All things considered, I was extremely lucky for being hit by a semi-truck. I had a traumatic brain injury, a broken nose, and a lot of cuts and airbag burns and bruises. The brain injury was the scary part. I started forgetting things and couldn’t think clearly or quickly. It was a long healing process and thankfully I am feeling mostly back to normal. I still have lingering anxiety when it comes to being in a car and driving. Coincidentally, my dad died about 20 years ago in a car accident with a semi, which makes the possibility and probability of death in a car seem more likely.

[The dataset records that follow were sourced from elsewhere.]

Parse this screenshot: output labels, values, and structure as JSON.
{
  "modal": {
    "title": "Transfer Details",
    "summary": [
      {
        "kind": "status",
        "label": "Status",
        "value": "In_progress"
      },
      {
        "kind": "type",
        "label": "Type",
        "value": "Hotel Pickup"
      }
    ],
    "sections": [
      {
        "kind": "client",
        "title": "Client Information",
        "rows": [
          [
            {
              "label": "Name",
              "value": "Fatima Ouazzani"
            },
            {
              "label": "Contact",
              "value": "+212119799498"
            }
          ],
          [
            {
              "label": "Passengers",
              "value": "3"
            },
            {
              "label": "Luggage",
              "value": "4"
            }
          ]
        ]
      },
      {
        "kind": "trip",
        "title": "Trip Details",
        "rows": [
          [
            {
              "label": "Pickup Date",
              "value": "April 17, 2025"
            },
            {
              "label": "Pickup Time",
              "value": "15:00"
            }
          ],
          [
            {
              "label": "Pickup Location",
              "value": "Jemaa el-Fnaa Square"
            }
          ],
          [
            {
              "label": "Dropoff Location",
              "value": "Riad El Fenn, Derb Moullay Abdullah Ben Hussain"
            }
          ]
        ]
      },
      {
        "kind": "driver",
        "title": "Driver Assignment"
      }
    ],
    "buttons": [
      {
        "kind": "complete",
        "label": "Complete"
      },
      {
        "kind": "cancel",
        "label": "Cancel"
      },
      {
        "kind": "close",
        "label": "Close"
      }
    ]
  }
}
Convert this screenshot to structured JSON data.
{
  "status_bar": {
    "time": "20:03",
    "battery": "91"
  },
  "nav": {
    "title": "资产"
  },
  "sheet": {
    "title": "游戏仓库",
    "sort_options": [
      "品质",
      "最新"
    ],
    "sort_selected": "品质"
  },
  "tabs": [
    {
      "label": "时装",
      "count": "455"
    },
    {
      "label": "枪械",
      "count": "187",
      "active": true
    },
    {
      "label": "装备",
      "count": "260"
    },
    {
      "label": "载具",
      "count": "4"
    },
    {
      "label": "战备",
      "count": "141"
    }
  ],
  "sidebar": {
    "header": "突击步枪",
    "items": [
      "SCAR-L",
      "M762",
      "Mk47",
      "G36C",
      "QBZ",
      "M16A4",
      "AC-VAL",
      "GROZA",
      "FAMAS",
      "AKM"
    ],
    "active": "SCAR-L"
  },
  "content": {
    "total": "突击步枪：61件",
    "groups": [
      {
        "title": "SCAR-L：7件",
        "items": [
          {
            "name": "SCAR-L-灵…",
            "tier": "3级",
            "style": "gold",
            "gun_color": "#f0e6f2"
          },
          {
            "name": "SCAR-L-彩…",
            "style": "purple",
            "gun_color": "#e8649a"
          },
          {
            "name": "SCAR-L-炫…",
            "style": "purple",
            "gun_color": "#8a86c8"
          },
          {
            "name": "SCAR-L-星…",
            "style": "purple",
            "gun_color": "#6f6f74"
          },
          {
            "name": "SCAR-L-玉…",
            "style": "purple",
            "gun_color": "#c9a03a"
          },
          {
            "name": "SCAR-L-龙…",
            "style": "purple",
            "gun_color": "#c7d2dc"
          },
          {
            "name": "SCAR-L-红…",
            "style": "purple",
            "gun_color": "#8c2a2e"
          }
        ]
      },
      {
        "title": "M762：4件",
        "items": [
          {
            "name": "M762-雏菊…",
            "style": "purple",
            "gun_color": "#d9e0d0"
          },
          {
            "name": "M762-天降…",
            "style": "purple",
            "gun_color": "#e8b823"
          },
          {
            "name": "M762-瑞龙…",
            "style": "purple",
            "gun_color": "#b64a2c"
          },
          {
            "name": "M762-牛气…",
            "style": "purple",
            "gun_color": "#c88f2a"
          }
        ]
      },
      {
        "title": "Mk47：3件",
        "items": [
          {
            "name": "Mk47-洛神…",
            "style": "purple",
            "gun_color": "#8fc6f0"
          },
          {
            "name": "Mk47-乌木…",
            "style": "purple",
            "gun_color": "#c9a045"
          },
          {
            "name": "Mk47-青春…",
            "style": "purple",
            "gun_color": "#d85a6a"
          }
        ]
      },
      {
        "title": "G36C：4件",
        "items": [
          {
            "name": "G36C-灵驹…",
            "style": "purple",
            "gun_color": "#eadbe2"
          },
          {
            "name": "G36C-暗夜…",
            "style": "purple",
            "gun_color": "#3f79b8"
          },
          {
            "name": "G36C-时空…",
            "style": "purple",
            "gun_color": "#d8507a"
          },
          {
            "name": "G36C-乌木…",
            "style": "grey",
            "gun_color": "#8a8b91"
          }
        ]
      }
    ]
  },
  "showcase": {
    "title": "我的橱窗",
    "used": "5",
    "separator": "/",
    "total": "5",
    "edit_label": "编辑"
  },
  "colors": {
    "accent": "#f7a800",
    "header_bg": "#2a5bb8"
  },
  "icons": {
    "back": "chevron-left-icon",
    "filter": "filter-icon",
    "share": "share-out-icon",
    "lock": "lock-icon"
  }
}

This was my wakeup call. I could have died with my last thought being of regret for the path I didn’t take. I could have died without the chance to do what I really wanted. I took this as a clear sign to make some changes. After my head injury started to subside and the doctor appointments lessened, I was able to think more clearly and I started taking steps to make my dreams into my reality. It may have taken a life-changing event to get started, and is still a work in progress, but it feels right. It sometimes feels like I’m living on borrowed time and I want to make the most of it. I now use my own unique set of skills to make a difference in the world. Thanks for joining me on this journey.